While Peter was still speaking these words the Holy Spirit came on all who heard the message. The circumcised believers who had come with Peter were astonished that the gift of the Holy Spirit had been poured out even on the Gentiles. Acts 10:44
This morning, reading this piece of Scripture I realized that in some ways my view has shifted. In my very close circle of family and friends, there are several who are just breaking my heart. They are aware of this and continue to do it with no regard for my feelings and yet, I have no trouble loving them.Taken out farther, by watching TV, reading any sort of “news” and simply listening to conversations around me, I’ve begun to realize that there are groups of people that I just simply do not love. I don’t like them or understand them. To be completely frank some of them just make me angry.
Looking at those feelings in light of this Scripture I realized that there isn’t one single person I know, that I have actually met and spoken to, who is a part of any of those groups, who makes me feel that way. Hm… So do I love my neighbor? Yes, the actual person, yes.
In this passage the people closest to Peter are shocked that those Gentiles (read that word dripping with scorn and distaste) are being touched by the Holy Spirit. (To be fair the “astonishment” may have been at the crazy huge power of the Holy Spirit but that’s not how I saw it this morning and given some of the discussions between Paul and Peter I think my assessment holds a little water. ) Those Gentiles. Now you fill your those people word, those dog owners, those hunters, those vegans, etc. etc. Most people have some group that just gets on their nerves. Frankly I have a few but it’s the group mentality, the agenda that irritates me, not the people.It makes me feel better to realize that my aggravation is ancient. I have brothers and sisters in Christ dating waaaaay back who turned their noses up at a whole group. It’s fine to turn our noses up at an offensive agenda. We are called to discernment, to avoiding things and even people who would invite us to sin. I used goofy examples on purpose so as not to illicit angry responses but the truth is the agendas I hate are all things that go against God’s plan and will for His people.
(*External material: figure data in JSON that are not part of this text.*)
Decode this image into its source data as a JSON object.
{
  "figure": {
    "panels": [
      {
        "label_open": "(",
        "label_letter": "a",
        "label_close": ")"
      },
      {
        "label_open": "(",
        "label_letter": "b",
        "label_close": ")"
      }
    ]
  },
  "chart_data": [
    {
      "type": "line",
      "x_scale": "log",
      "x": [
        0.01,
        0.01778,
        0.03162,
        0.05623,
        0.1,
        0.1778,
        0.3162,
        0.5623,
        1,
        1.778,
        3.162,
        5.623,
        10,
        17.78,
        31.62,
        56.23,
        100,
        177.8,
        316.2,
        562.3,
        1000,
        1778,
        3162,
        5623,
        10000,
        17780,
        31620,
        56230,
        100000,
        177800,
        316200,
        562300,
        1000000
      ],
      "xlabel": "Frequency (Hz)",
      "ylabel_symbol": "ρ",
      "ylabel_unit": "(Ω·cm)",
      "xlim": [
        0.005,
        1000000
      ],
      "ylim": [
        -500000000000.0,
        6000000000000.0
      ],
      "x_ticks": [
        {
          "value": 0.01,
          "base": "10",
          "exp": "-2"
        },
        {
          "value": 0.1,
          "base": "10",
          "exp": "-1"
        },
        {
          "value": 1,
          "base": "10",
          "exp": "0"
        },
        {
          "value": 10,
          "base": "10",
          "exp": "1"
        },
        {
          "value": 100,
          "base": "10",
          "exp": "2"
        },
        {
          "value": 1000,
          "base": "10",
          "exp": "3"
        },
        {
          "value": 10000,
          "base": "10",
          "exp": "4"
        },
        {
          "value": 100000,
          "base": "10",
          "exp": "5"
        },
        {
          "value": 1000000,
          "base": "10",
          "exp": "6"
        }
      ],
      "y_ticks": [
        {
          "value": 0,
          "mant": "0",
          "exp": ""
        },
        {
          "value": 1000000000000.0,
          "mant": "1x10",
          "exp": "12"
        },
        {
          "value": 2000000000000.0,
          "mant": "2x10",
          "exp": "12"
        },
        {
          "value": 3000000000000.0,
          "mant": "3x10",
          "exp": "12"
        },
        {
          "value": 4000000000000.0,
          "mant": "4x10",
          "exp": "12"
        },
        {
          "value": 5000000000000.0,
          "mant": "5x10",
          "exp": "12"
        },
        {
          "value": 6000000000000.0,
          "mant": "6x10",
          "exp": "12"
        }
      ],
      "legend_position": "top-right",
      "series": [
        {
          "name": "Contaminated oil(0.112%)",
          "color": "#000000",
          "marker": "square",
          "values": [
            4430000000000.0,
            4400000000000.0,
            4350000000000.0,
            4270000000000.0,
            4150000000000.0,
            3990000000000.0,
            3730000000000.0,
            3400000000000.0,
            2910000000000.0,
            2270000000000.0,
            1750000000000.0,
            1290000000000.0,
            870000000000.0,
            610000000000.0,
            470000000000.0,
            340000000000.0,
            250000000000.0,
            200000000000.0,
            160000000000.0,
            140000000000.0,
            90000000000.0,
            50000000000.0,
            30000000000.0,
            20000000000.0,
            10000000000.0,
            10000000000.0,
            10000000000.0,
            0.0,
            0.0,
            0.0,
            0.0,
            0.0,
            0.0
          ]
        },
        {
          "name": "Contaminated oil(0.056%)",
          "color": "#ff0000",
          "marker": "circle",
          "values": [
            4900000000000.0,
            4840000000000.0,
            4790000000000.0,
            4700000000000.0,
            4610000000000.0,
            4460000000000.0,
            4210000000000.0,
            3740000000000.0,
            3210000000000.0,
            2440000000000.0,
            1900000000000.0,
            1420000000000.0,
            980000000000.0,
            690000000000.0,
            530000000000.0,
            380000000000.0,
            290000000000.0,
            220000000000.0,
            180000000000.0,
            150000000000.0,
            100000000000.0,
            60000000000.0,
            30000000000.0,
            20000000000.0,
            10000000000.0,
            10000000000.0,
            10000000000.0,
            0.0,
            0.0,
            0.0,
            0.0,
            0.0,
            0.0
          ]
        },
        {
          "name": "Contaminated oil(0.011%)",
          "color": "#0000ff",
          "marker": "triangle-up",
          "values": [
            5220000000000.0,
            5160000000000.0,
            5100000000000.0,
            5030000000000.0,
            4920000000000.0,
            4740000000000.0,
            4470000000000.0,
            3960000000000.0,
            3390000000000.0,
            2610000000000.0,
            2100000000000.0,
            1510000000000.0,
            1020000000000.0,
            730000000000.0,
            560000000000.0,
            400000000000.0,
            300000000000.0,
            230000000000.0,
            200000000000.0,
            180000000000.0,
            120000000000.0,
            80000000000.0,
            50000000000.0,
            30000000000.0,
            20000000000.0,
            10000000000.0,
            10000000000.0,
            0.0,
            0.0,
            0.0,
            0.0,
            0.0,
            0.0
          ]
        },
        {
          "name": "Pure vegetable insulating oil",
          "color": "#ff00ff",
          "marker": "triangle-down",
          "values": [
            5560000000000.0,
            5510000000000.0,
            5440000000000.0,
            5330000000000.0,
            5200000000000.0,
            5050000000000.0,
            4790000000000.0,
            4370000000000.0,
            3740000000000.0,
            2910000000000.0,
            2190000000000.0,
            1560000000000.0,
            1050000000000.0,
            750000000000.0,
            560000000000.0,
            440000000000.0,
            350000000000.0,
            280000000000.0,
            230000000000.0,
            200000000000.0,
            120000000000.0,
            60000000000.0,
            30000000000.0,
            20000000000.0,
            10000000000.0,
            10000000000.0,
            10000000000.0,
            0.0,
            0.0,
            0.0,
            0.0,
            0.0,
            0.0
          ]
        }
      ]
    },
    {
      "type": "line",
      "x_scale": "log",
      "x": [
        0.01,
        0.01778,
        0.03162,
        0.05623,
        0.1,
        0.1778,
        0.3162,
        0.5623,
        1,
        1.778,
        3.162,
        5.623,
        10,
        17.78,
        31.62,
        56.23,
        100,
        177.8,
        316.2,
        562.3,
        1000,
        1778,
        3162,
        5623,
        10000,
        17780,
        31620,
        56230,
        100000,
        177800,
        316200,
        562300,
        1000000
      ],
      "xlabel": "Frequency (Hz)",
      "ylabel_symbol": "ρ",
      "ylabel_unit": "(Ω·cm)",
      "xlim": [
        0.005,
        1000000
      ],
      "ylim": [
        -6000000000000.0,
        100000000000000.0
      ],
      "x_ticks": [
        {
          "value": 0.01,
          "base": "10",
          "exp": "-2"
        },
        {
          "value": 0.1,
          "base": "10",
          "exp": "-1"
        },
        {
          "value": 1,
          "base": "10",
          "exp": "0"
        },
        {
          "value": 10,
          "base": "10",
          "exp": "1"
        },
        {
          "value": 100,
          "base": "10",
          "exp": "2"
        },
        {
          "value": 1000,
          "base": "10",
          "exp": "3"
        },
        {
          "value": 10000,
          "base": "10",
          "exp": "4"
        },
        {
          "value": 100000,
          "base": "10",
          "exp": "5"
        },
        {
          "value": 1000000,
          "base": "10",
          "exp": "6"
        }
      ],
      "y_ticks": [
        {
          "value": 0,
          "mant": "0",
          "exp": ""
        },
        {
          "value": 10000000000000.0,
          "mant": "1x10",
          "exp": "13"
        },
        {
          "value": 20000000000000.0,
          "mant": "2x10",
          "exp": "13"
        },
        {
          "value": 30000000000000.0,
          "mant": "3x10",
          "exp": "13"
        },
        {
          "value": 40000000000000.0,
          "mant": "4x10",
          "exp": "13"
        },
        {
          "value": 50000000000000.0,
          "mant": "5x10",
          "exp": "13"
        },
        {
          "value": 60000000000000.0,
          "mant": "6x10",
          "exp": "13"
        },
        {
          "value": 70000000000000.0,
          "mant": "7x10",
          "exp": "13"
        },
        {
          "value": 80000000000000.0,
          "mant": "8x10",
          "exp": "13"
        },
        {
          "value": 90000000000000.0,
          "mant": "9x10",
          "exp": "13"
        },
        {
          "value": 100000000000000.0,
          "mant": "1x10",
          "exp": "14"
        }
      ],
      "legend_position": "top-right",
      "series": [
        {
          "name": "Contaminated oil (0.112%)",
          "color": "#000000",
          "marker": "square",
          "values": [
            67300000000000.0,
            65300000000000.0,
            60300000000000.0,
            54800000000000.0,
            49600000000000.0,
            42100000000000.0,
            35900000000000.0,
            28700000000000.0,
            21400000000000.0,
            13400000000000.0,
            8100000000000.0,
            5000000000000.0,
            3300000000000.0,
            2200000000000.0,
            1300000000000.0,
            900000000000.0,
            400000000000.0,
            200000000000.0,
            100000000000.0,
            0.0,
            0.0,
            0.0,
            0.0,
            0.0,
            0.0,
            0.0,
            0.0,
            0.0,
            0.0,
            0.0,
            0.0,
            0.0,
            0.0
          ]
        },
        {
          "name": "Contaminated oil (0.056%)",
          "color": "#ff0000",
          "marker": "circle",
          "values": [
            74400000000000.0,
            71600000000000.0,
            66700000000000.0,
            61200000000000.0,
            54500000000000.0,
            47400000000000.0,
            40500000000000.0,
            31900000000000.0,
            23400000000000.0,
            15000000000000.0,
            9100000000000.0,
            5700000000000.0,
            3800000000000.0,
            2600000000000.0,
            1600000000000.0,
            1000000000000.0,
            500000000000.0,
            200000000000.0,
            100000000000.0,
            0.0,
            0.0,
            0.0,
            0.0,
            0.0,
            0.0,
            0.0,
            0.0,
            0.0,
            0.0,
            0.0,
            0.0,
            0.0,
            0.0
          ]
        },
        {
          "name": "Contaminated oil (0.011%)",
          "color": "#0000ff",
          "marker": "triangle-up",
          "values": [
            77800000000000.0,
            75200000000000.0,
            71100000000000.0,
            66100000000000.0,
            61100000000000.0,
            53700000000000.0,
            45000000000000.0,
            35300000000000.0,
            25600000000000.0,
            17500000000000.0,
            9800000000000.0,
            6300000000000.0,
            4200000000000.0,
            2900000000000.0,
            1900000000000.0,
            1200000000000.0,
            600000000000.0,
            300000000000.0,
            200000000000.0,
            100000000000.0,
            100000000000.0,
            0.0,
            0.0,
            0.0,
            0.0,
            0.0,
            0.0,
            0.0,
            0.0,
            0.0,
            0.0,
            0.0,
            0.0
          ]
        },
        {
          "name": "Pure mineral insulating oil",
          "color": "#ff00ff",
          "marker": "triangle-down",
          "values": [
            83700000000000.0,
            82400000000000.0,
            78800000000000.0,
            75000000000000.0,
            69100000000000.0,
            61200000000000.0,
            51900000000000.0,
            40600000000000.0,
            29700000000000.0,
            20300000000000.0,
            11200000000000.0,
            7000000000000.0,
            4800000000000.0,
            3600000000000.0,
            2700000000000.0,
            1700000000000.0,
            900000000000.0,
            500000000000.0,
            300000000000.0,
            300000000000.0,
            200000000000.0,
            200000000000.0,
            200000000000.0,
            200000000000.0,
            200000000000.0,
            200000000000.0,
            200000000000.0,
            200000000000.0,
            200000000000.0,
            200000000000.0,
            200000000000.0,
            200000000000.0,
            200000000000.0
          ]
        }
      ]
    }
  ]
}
It’s a version of hate the sin and love the sinner. I want to love my neighbor and to be fair, I want my neighbor to love me. I do not want to invite hatred but my very love for my Savior is a huge red flag invitation for people to judge me and assume they know me and all of my opinions without ever having shaken my hand or spoken a word to me. The whole idea takes on a different look when we place ourselves in the position of neighbor, doesn’t it?It’s okay, even important, to rage against the things, the agendas, beliefs that offend God but as for the individuals, those people, every single one is our neighbor and like it or not, we are called to love them.